One can pinpoint the moment at which The Killing of a Sacred Deer gets stuck, like a train between stations. It happens midway through the film, during a scene set in a hospital cafeteria, somewhere in Cincinnati. A greying, bearded cardiologist (Colin Farrell) sits opposite a teenage boy (Barry Keoghan) whose gormless, sweaty countenance conveys an undertone of menace. The boy, whose name is Martin, explains to Steven, the cardiologist, what is going to happen to Steven’s wife, Anna (Nicole Kidman), and their two children, Kim (Raffey Cassidy) and Bob (Sunny Suljic). One by one these family members will become paralysed – suddenly, and incurably – and then they will die, unless Steven determines to kill one of them first, as a sacrifice.
Advance knowledge of a character’s fate is a requirement of tragedy, but The Killing of a Sacred Deer isn’t one. ‘Don’t get hysterical, it’s not that tragic,’ Kim counsels her mother, as she succumbs to the foretold paralysis. Nor is the film funny in the bleak way that previous films by the same director, Yorgos Lanthimos, have been – in particular, The Lobster (2015), a kind of satire on the notion of true romance, onscreen or off. Shorn of catharsis and short on laughs, The Killing of a Sacred Deer becomes a chilly and ultimately inert rumination on the collapse of a bourgeois family. But the film’s first half, before we know how or why the ruin will occur, is effective.

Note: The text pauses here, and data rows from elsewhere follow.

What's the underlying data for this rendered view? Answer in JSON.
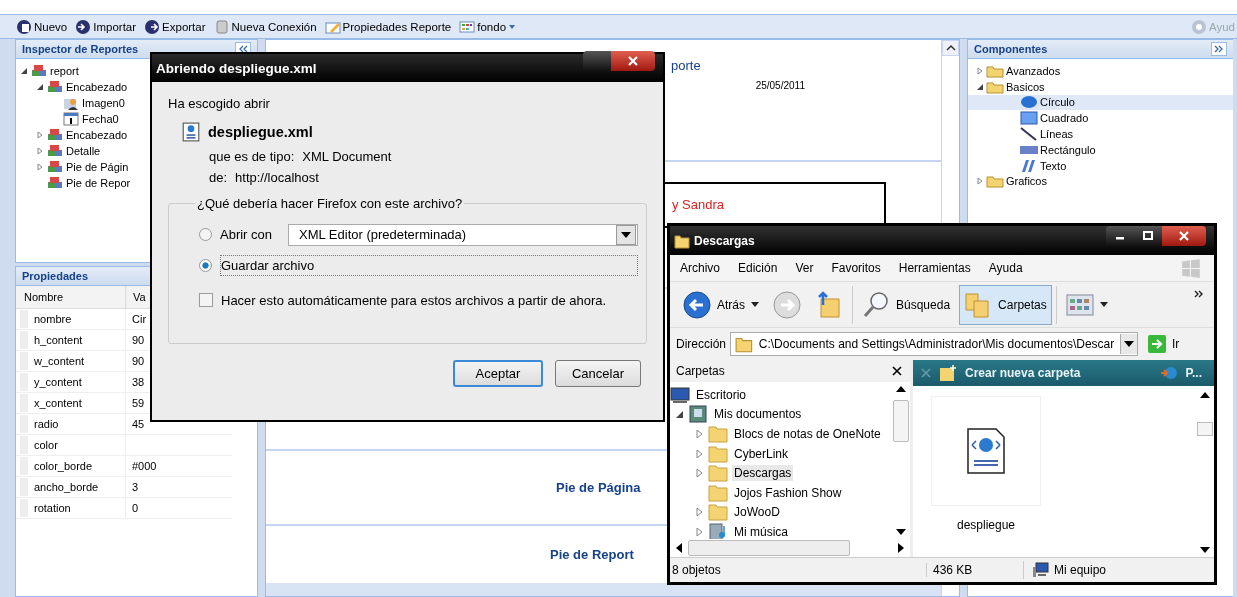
{
  "toolbar": {
    "items": [
      {
        "label": "Nuevo",
        "kind": "new"
      },
      {
        "label": "Importar",
        "kind": "import"
      },
      {
        "label": "Exportar",
        "kind": "export"
      },
      {
        "label": "Nueva Conexión",
        "kind": "connection"
      },
      {
        "label": "Propiedades Reporte",
        "kind": "properties"
      },
      {
        "label": "fondo",
        "kind": "background",
        "dropdown": true
      }
    ],
    "help": "Ayud"
  },
  "inspector": {
    "title": "Inspector de Reportes",
    "tree": [
      {
        "label": "report",
        "kind": "section",
        "expanded": true,
        "children": [
          {
            "label": "Encabezado",
            "kind": "section",
            "expanded": true,
            "children": [
              {
                "label": "Imagen0",
                "kind": "image"
              },
              {
                "label": "Fecha0",
                "kind": "date"
              }
            ]
          },
          {
            "label": "Encabezado",
            "kind": "section",
            "expanded": false
          },
          {
            "label": "Detalle",
            "kind": "section",
            "expanded": false
          },
          {
            "label": "Pie de Págin",
            "kind": "section",
            "expanded": false
          },
          {
            "label": "Pie de Repor",
            "kind": "section"
          }
        ]
      }
    ]
  },
  "properties": {
    "title": "Propiedades",
    "columns": [
      "Nombre",
      "Va"
    ],
    "rows": [
      {
        "name": "nombre",
        "value": "Cir"
      },
      {
        "name": "h_content",
        "value": "90"
      },
      {
        "name": "w_content",
        "value": "90"
      },
      {
        "name": "y_content",
        "value": "38"
      },
      {
        "name": "x_content",
        "value": "59"
      },
      {
        "name": "radio",
        "value": "45"
      },
      {
        "name": "color"
      },
      {
        "name": "color_borde",
        "value": "#000"
      },
      {
        "name": "ancho_borde",
        "value": "3"
      },
      {
        "name": "rotation",
        "value": "0"
      }
    ]
  },
  "canvas": {
    "title": "porte",
    "date": "25/05/2011",
    "box_text": "y Sandra",
    "footers": [
      "Pie de Página",
      "Pie de Report"
    ]
  },
  "components": {
    "title": "Componentes",
    "tree": [
      {
        "label": "Avanzados",
        "kind": "folder",
        "expanded": false
      },
      {
        "label": "Basicos",
        "kind": "folder",
        "expanded": true,
        "children": [
          {
            "label": "Círculo",
            "kind": "circle",
            "selected": true
          },
          {
            "label": "Cuadrado",
            "kind": "square",
            "selected": false
          },
          {
            "label": "Líneas",
            "kind": "line",
            "selected": false
          },
          {
            "label": "Rectángulo",
            "kind": "rect",
            "selected": false
          },
          {
            "label": "Texto",
            "kind": "text",
            "selected": false
          }
        ]
      },
      {
        "label": "Graficos",
        "kind": "folder",
        "expanded": false
      }
    ]
  },
  "dialog": {
    "title": "Abriendo despliegue.xml",
    "intro": "Ha escogido abrir",
    "filename": "despliegue.xml",
    "type_label": "que es de tipo:",
    "type": "XML Document",
    "from_label": "de:",
    "from": "http://localhost",
    "question": "¿Qué debería hacer Firefox con este archivo?",
    "options": [
      {
        "label": "Abrir con",
        "selected": false,
        "app": "XML Editor (predeterminada)"
      },
      {
        "label": "Guardar archivo",
        "selected": true
      }
    ],
    "auto": {
      "label": "Hacer esto automáticamente para estos archivos a partir de ahora.",
      "checked": false
    },
    "buttons": [
      {
        "label": "Aceptar",
        "default": true
      },
      {
        "label": "Cancelar",
        "default": false
      }
    ]
  },
  "explorer": {
    "title": "Descargas",
    "menu": [
      "Archivo",
      "Edición",
      "Ver",
      "Favoritos",
      "Herramientas",
      "Ayuda"
    ],
    "back": "Atrás",
    "search": "Búsqueda",
    "folders_button": {
      "label": "Carpetas",
      "selected": true
    },
    "address_label": "Dirección",
    "address": "C:\\Documents and Settings\\Administrador\\Mis documentos\\Descar",
    "go": "Ir",
    "folders_title": "Carpetas",
    "folders": [
      {
        "label": "Escritorio",
        "kind": "desktop"
      },
      {
        "label": "Mis documentos",
        "kind": "documents",
        "expanded": true,
        "children": [
          {
            "label": "Blocs de notas de OneNote",
            "kind": "folder",
            "expanded": false,
            "selected": false
          },
          {
            "label": "CyberLink",
            "kind": "folder",
            "expanded": false,
            "selected": false
          },
          {
            "label": "Descargas",
            "kind": "folder",
            "expanded": false,
            "selected": true
          },
          {
            "label": "Jojos Fashion Show",
            "kind": "folder",
            "selected": false
          },
          {
            "label": "JoWooD",
            "kind": "folder",
            "expanded": false,
            "selected": false
          },
          {
            "label": "Mi música",
            "kind": "music",
            "expanded": false,
            "selected": false
          }
        ]
      }
    ],
    "task": "Crear nueva carpeta",
    "task_more": "P...",
    "files": [
      {
        "name": "despliegue"
      }
    ],
    "status": [
      "8 objetos",
      "436 KB",
      "Mi equipo"
    ]
  }
}
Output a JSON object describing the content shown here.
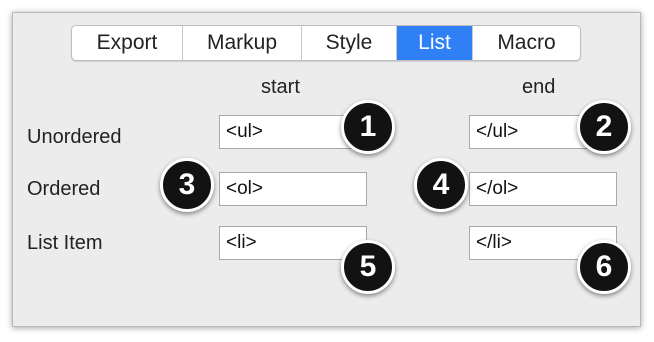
{
  "tabs": [
    {
      "label": "Export",
      "active": false
    },
    {
      "label": "Markup",
      "active": false
    },
    {
      "label": "Style",
      "active": false
    },
    {
      "label": "List",
      "active": true
    },
    {
      "label": "Macro",
      "active": false
    }
  ],
  "columns": {
    "start": "start",
    "end": "end"
  },
  "rows": [
    {
      "label": "Unordered",
      "start_value": "<ul>",
      "end_value": "</ul>"
    },
    {
      "label": "Ordered",
      "start_value": "<ol>",
      "end_value": "</ol>"
    },
    {
      "label": "List Item",
      "start_value": "<li>",
      "end_value": "</li>"
    }
  ],
  "badges": [
    "1",
    "2",
    "3",
    "4",
    "5",
    "6"
  ],
  "colors": {
    "accent": "#2f7ff5",
    "badge": "#121212",
    "panel": "#ececec"
  }
}
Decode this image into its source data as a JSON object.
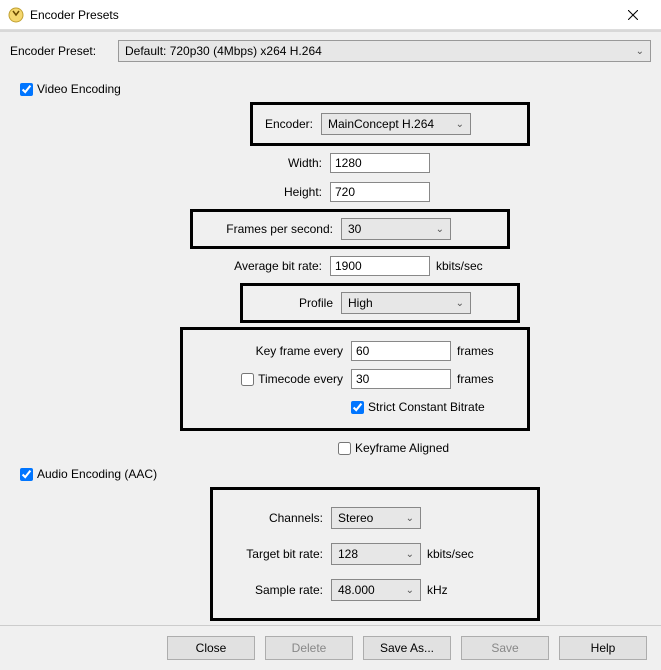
{
  "window": {
    "title": "Encoder Presets"
  },
  "preset_row": {
    "label": "Encoder Preset:",
    "value": "Default: 720p30 (4Mbps) x264 H.264"
  },
  "video": {
    "section_label": "Video Encoding",
    "checked": true,
    "encoder_label": "Encoder:",
    "encoder_value": "MainConcept H.264",
    "width_label": "Width:",
    "width_value": "1280",
    "height_label": "Height:",
    "height_value": "720",
    "fps_label": "Frames per second:",
    "fps_value": "30",
    "avg_bitrate_label": "Average bit rate:",
    "avg_bitrate_value": "1900",
    "avg_bitrate_unit": "kbits/sec",
    "profile_label": "Profile",
    "profile_value": "High",
    "keyframe_label": "Key frame every",
    "keyframe_value": "60",
    "keyframe_unit": "frames",
    "timecode_label": "Timecode every",
    "timecode_checked": false,
    "timecode_value": "30",
    "timecode_unit": "frames",
    "strict_cbr_label": "Strict Constant Bitrate",
    "strict_cbr_checked": true,
    "keyframe_aligned_label": "Keyframe Aligned",
    "keyframe_aligned_checked": false
  },
  "audio": {
    "section_label": "Audio Encoding (AAC)",
    "checked": true,
    "channels_label": "Channels:",
    "channels_value": "Stereo",
    "target_bitrate_label": "Target bit rate:",
    "target_bitrate_value": "128",
    "target_bitrate_unit": "kbits/sec",
    "sample_rate_label": "Sample rate:",
    "sample_rate_value": "48.000",
    "sample_rate_unit": "kHz"
  },
  "buttons": {
    "close": "Close",
    "delete": "Delete",
    "save_as": "Save As...",
    "save": "Save",
    "help": "Help"
  }
}
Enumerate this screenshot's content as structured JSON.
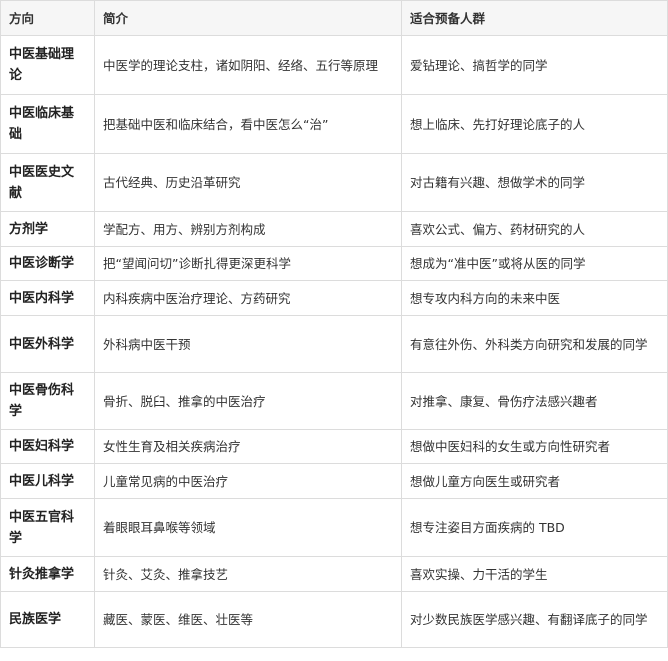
{
  "headers": [
    "方向",
    "简介",
    "适合预备人群"
  ],
  "rows": [
    {
      "dir": "中医基础理论",
      "intro": "中医学的理论支柱，诸如阴阳、经络、五行等原理",
      "audience": "爱钻理论、搞哲学的同学"
    },
    {
      "dir": "中医临床基础",
      "intro": "把基础中医和临床结合，看中医怎么“治”",
      "audience": "想上临床、先打好理论底子的人"
    },
    {
      "dir": "中医医史文献",
      "intro": "古代经典、历史沿革研究",
      "audience": "对古籍有兴趣、想做学术的同学"
    },
    {
      "dir": "方剂学",
      "intro": "学配方、用方、辨别方剂构成",
      "audience": "喜欢公式、偏方、药材研究的人"
    },
    {
      "dir": "中医诊断学",
      "intro": "把“望闻问切”诊断扎得更深更科学",
      "audience": "想成为“准中医”或将从医的同学"
    },
    {
      "dir": "中医内科学",
      "intro": "内科疾病中医治疗理论、方药研究",
      "audience": "想专攻内科方向的未来中医"
    },
    {
      "dir": "中医外科学",
      "intro": "外科病中医干预",
      "audience": "有意往外伤、外科类方向研究和发展的同学"
    },
    {
      "dir": "中医骨伤科学",
      "intro": "骨折、脱臼、推拿的中医治疗",
      "audience": "对推拿、康复、骨伤疗法感兴趣者"
    },
    {
      "dir": "中医妇科学",
      "intro": "女性生育及相关疾病治疗",
      "audience": "想做中医妇科的女生或方向性研究者"
    },
    {
      "dir": "中医儿科学",
      "intro": "儿童常见病的中医治疗",
      "audience": "想做儿童方向医生或研究者"
    },
    {
      "dir": "中医五官科学",
      "intro": "着眼眼耳鼻喉等领域",
      "audience": "想专注姿目方面疾病的 TBD"
    },
    {
      "dir": "针灸推拿学",
      "intro": "针灸、艾灸、推拿技艺",
      "audience": "喜欢实操、力干活的学生"
    },
    {
      "dir": "民族医学",
      "intro": "藏医、蒙医、维医、壮医等",
      "audience": "对少数民族医学感兴趣、有翻译底子的同学"
    }
  ]
}
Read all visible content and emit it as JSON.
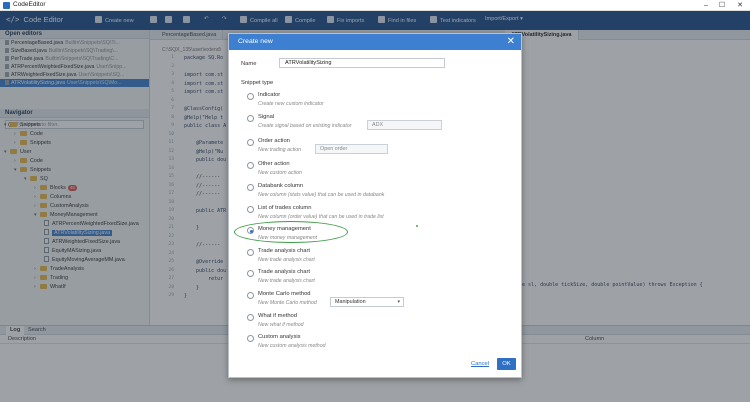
{
  "window": {
    "title": "CodeEditor",
    "controls": [
      "–",
      "☐",
      "✕"
    ]
  },
  "toolbar": {
    "brand_glyph": "</>",
    "brand": "Code Editor",
    "create_new": "Create new",
    "undo": "↶",
    "redo": "↷",
    "compile_all": "Compile all",
    "compile": "Compile",
    "fix_imports": "Fix imports",
    "find_in_files": "Find in files",
    "test_indicators": "Test indicators",
    "import_export": "Import/Export ▾"
  },
  "left": {
    "open_editors_title": "Open editors",
    "open_editors": [
      {
        "name": "PercentageBased.java",
        "path": "Builtin\\Snippets\\SQ\\Ti..."
      },
      {
        "name": "SizeBased.java",
        "path": "Builtin\\Snippets\\SQ\\Trading\\..."
      },
      {
        "name": "PerTrade.java",
        "path": "Builtin\\Snippets\\SQ\\Trading\\C..."
      },
      {
        "name": "ATRPercentWeightedFixedSize.java",
        "path": "User\\Snipp..."
      },
      {
        "name": "ATRWeightedFixedSize.java",
        "path": "User\\Snippets\\SQ..."
      },
      {
        "name": "ATRVolatilitySizing.java",
        "path": "User\\Snippets\\SQ\\Mo..."
      }
    ],
    "navigator_title": "Navigator",
    "filter_placeholder": "Type here to filter.",
    "tree": {
      "snippets_top": "Snippets",
      "code": "Code",
      "snippets": "Snippets",
      "user": "User",
      "user_code": "Code",
      "user_snippets": "Snippets",
      "sq": "SQ",
      "blocks": "Blocks",
      "blocks_badge": "45",
      "columns": "Columns",
      "custom_analysis": "CustomAnalysis",
      "money_management": "MoneyManagement",
      "mm_files": [
        "ATRPercentWeightedFixedSize.java",
        "ATRVolatilitySizing.java",
        "ATRWeightedFixedSize.java",
        "EquityMASizing.java",
        "EquityMovingAverageMM.java"
      ],
      "trade_analysis": "TradeAnalysis",
      "trading": "Trading",
      "whatif": "WhatIf"
    }
  },
  "editor": {
    "tabs": [
      "PercentageBased.java",
      "ATRVolatilitySizing.java"
    ],
    "path": "C:\\SQX_135\\user\\extend\\",
    "line_numbers": [
      "1",
      "2",
      "3",
      "4",
      "5",
      "6",
      "7",
      "8",
      "9",
      "10",
      "11",
      "12",
      "13",
      "14",
      "15",
      "16",
      "17",
      "18",
      "19",
      "20",
      "21",
      "22",
      "23",
      "24",
      "25",
      "26",
      "27",
      "28",
      "29",
      "30"
    ],
    "code_lines": [
      "package SQ.Ro",
      "",
      "import com.st",
      "import com.st",
      "import com.st",
      "",
      "@ClassConfig(",
      "@Help(\"Help t",
      "public class A",
      "",
      "    @Paramete",
      "    @Help(\"Nu",
      "    public dou",
      "",
      "    //------",
      "    //------",
      "    //------",
      "",
      "    public ATR",
      "",
      "    }",
      "",
      "    //------",
      "",
      "    @Override",
      "    public dou",
      "        retur",
      "    }",
      "}"
    ],
    "code_tail": "uble sl, double tickSize, double pointValue) throws Exception {"
  },
  "log": {
    "tabs": [
      "Log",
      "Search"
    ],
    "columns": [
      "Description",
      "Column"
    ]
  },
  "dialog": {
    "title": "Create new",
    "close": "✕",
    "name_label": "Name",
    "name_value": "ATRVolatilitySizing",
    "snippet_type_label": "Snippet type",
    "options": [
      {
        "label": "Indicator",
        "desc": "Create new custom indicator"
      },
      {
        "label": "Signal",
        "desc": "Create signal based on existing indicator",
        "field": "ADX"
      },
      {
        "label": "Order action",
        "desc": "New trading action",
        "field": "Open order"
      },
      {
        "label": "Other action",
        "desc": "New custom action"
      },
      {
        "label": "Databank column",
        "desc": "New column (stats value) that can be used in databank"
      },
      {
        "label": "List of trades column",
        "desc": "New column (order value) that can be used in trade list"
      },
      {
        "label": "Money management",
        "desc": "New money management",
        "checked": true
      },
      {
        "label": "Trade analysis chart",
        "desc": "New trade analysis chart"
      },
      {
        "label": "Trade analysis chart",
        "desc": "New trade analysis chart"
      },
      {
        "label": "Monte Carlo method",
        "desc": "New Monte Carlo method",
        "select": "Manipulation"
      },
      {
        "label": "What if method",
        "desc": "New what if method"
      },
      {
        "label": "Custom analysis",
        "desc": "New custom analysis method"
      }
    ],
    "cancel": "Cancel",
    "ok": "OK"
  },
  "colors": {
    "accent": "#3d7fd0",
    "toolbar": "#1f4e8c",
    "highlight_ring": "#3e9a46"
  }
}
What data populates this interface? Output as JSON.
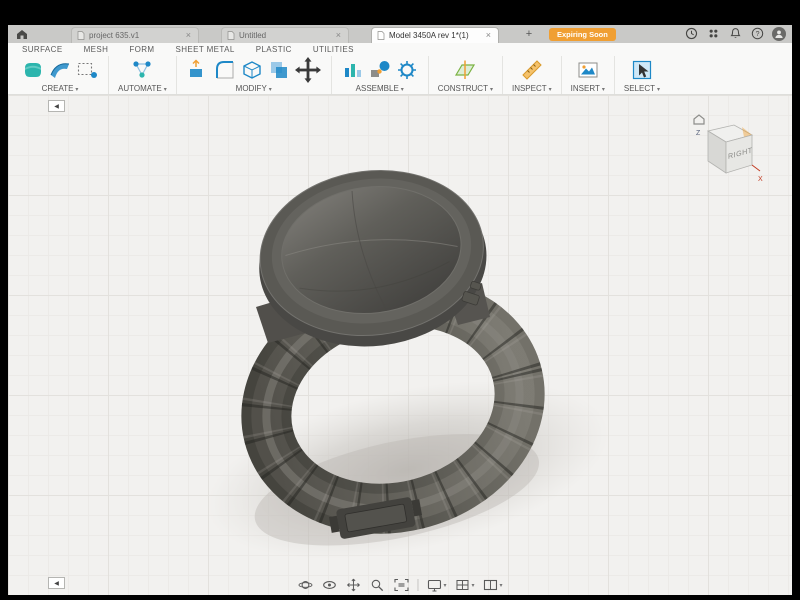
{
  "colors": {
    "badge_orange": "#f09f33",
    "accent_blue": "#1e88c7",
    "accent_teal": "#2cb5ad",
    "axis_x_red": "#c23b22",
    "canvas_background": "#f2f1ef"
  },
  "header": {
    "tabs": [
      {
        "label": "project 635.v1"
      },
      {
        "label": "Untitled"
      },
      {
        "label": "Model 3450A rev 1*(1)"
      }
    ],
    "active_tab_index": 2,
    "close_glyph": "×",
    "new_tab_glyph": "+",
    "badge_label": "Expiring Soon"
  },
  "menubar": {
    "items": [
      "SURFACE",
      "MESH",
      "FORM",
      "SHEET METAL",
      "PLASTIC",
      "UTILITIES"
    ]
  },
  "toolbar": {
    "caret": "▾",
    "groups": [
      {
        "label": "CREATE"
      },
      {
        "label": "AUTOMATE"
      },
      {
        "label": "MODIFY"
      },
      {
        "label": "ASSEMBLE"
      },
      {
        "label": "CONSTRUCT"
      },
      {
        "label": "INSPECT"
      },
      {
        "label": "INSERT"
      },
      {
        "label": "SELECT"
      }
    ]
  },
  "viewcube": {
    "face_label": "RIGHT",
    "axis_z_label": "Z",
    "axis_x_label": "X"
  },
  "panels": {
    "toggle_glyph": "◀"
  },
  "navbar": {
    "caret": "▾"
  }
}
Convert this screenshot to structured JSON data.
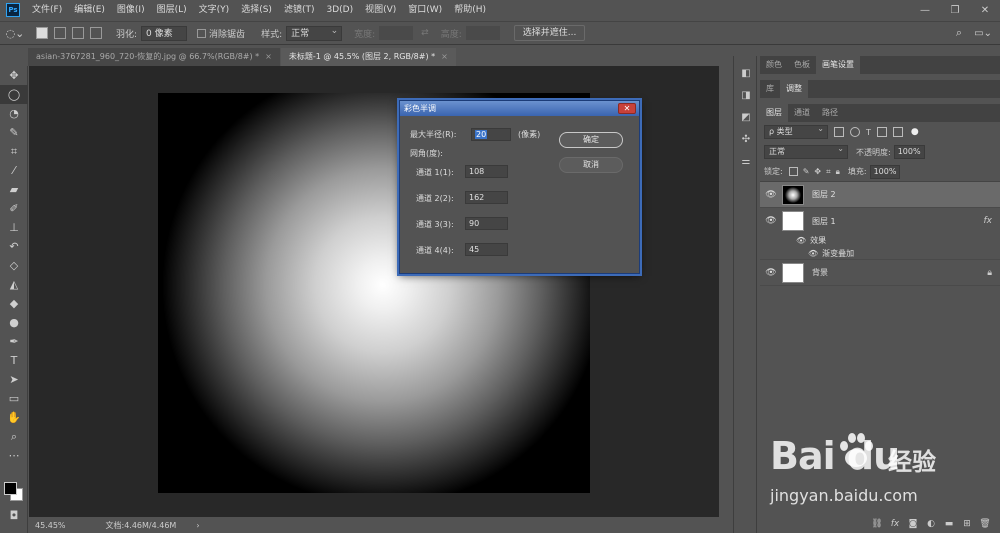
{
  "menubar": {
    "app_icon": "Ps",
    "items": [
      "文件(F)",
      "编辑(E)",
      "图像(I)",
      "图层(L)",
      "文字(Y)",
      "选择(S)",
      "滤镜(T)",
      "3D(D)",
      "视图(V)",
      "窗口(W)",
      "帮助(H)"
    ]
  },
  "window_controls": {
    "minimize": "—",
    "restore": "❐",
    "close": "✕"
  },
  "options": {
    "feather_label": "羽化:",
    "feather_value": "0 像素",
    "antialias_label": "消除锯齿",
    "style_label": "样式:",
    "style_value": "正常",
    "width_label": "宽度:",
    "height_label": "高度:",
    "select_mask_button": "选择并遮住..."
  },
  "tabs": [
    {
      "label": "asian-3767281_960_720-恢复的.jpg @ 66.7%(RGB/8#) *",
      "active": false
    },
    {
      "label": "未标题-1 @ 45.5% (图层 2, RGB/8#) *",
      "active": true
    }
  ],
  "tab_close": "×",
  "status": {
    "zoom": "45.45%",
    "doc": "文档:4.46M/4.46M"
  },
  "dialog": {
    "title": "彩色半调",
    "max_radius_label": "最大半径(R):",
    "max_radius_value": "20",
    "max_radius_unit": "(像素)",
    "screen_angles_label": "网角(度):",
    "channels": [
      {
        "label": "通道 1(1):",
        "value": "108"
      },
      {
        "label": "通道 2(2):",
        "value": "162"
      },
      {
        "label": "通道 3(3):",
        "value": "90"
      },
      {
        "label": "通道 4(4):",
        "value": "45"
      }
    ],
    "ok_button": "确定",
    "cancel_button": "取消",
    "close": "✕"
  },
  "panels": {
    "top_tabs": [
      "颜色",
      "色板",
      "画笔设置"
    ],
    "mid_tabs": [
      "库",
      "调整"
    ],
    "layer_tabs": [
      "图层",
      "通道",
      "路径"
    ],
    "kind_label": "ρ 类型",
    "blend_mode": "正常",
    "opacity_label": "不透明度:",
    "opacity_value": "100%",
    "lock_label": "锁定:",
    "fill_label": "填充:",
    "fill_value": "100%",
    "layers": [
      {
        "name": "图层 2",
        "active": true,
        "thumb": "glow"
      },
      {
        "name": "图层 1",
        "active": false,
        "thumb": "white",
        "fx": "fx"
      },
      {
        "name": "背景",
        "active": false,
        "thumb": "white",
        "lock": true
      }
    ],
    "effects_label": "效果",
    "effect_item": "渐变叠加"
  },
  "watermark": {
    "brand": "Bai du",
    "cn": "经验",
    "url": "jingyan.baidu.com"
  },
  "colors": {
    "ui_bg": "#535353",
    "canvas_bg": "#282828",
    "dialog_title": "#3a64b0",
    "accent": "#3b74c9"
  }
}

It begins with a close-up of open-heart surgery – not for the squeamish. A viewer may later have cause to wonder if this particular scene is connected with Steven’s downfall, but for the time being we are denied any explanatory context. After surgery, Steven and his colleague Matthew (Bill Camp), an anaesthesiologist, walk through the hospital, discussing wristwatches. Their conversation is competitive in its detail – brands, types of strap, water resistance – but the tone is wooden. This is Lanthimos’s mode, and it suits Farrell in particular, whose Irish burr carries with it an echo of his absurdist countryman, Samuel Beckett.
As in Beckett’s plays, the characters in Lanthimos’s films – credit must also go here to screenwriter Efthymis Filippou – appear empty of interior life. (‘You approach Yorgos with a back story, and he’ll cut you off – he doesn’t want any of that,’ remarked Keoghan, in a recent interview.) They are more like puppets, subsumed to the will of their puppeteer. Lanthimos’s visual grammar, too, is strict. Working with cinematographer Thimios Bakatakis, he favours three types of shot: a slow push-in; a medium close-up from an exaggeratedly high or low angle, and a long, symmetrical tracking shot as his characters move through corridors (there are lots of corridors). It’s Kubrickian to a fault, and the style, alongside the child characters and the bloodiness that eventually ensues, cannot but recall Kubrick’s own psychological horror masterpiece, The Shining (1980). But The Killing of a Sacred Deer is without its predecessor’s occult power.
What it does have is a suite of strong performances, from Farrell, Kidman – who excels at the self-restrained acting style that Lanthimos demands – and especially Keoghan, the enigma and then the torment at the heart of proceedings. The young actor has a bearing that feels suited to another kind of film altogether – something by Shane Meadows or Andrea Arnold, say, dogged and gritty – and his trace of streetwise wisdom brings to an otherwise highly artificial atmosphere the sense of something genuine. Wristwatches crop up again, early on; Martin receives one as a gift from Steven. There is clearly an intimacy between the younger and older man, though of what kind, and to what end, we can at first only speculate. Martin visits Steven’s family, he is polite to them, he brings flowers. There are more competitive conversations, this time about bodily parts and functions: underarm hair, chest hair, menstruation. Nobody is discomfited by it, apart from the viewer.
But as the connection between Martin and Steven is gradually revealed, and the machinery of the plot laid bare, that uneasiness recedes. The formal techniques that Lanthimos employs also yield diminishing returns. The pattern of his shots becomes obvious; his direction of the actors begins to feel unduly restrictive.
Perhaps these frustrations are deliberate; perhaps the point is that, in this airless contemporary universe that exists at only a short remove from our own, real feeling is impossible. Only mordantly ironic gestures remain, not tragically ironic ones. The analog to Steven and his expendable family is, of course, the myth of Agamemnon and his daughter Iphigenia, whose sacrifice was demanded by the goddess Artemis as a payment for Agamemnon’s slaughter of a deer. Agamemnon needed a wind in order to sail his ships to Troy. Steven just wants to get on with his comfortable life. In both cases, someone else has to pay the price. The emotional stakes are lowered in Lanthimos’s world, but the operation of power is much the same as it ever was.
The Killing of a Sacred Deer (Madman Films), 121 minutes, directed by Yorgos Lanthimos. In cinemas 16 November 2017.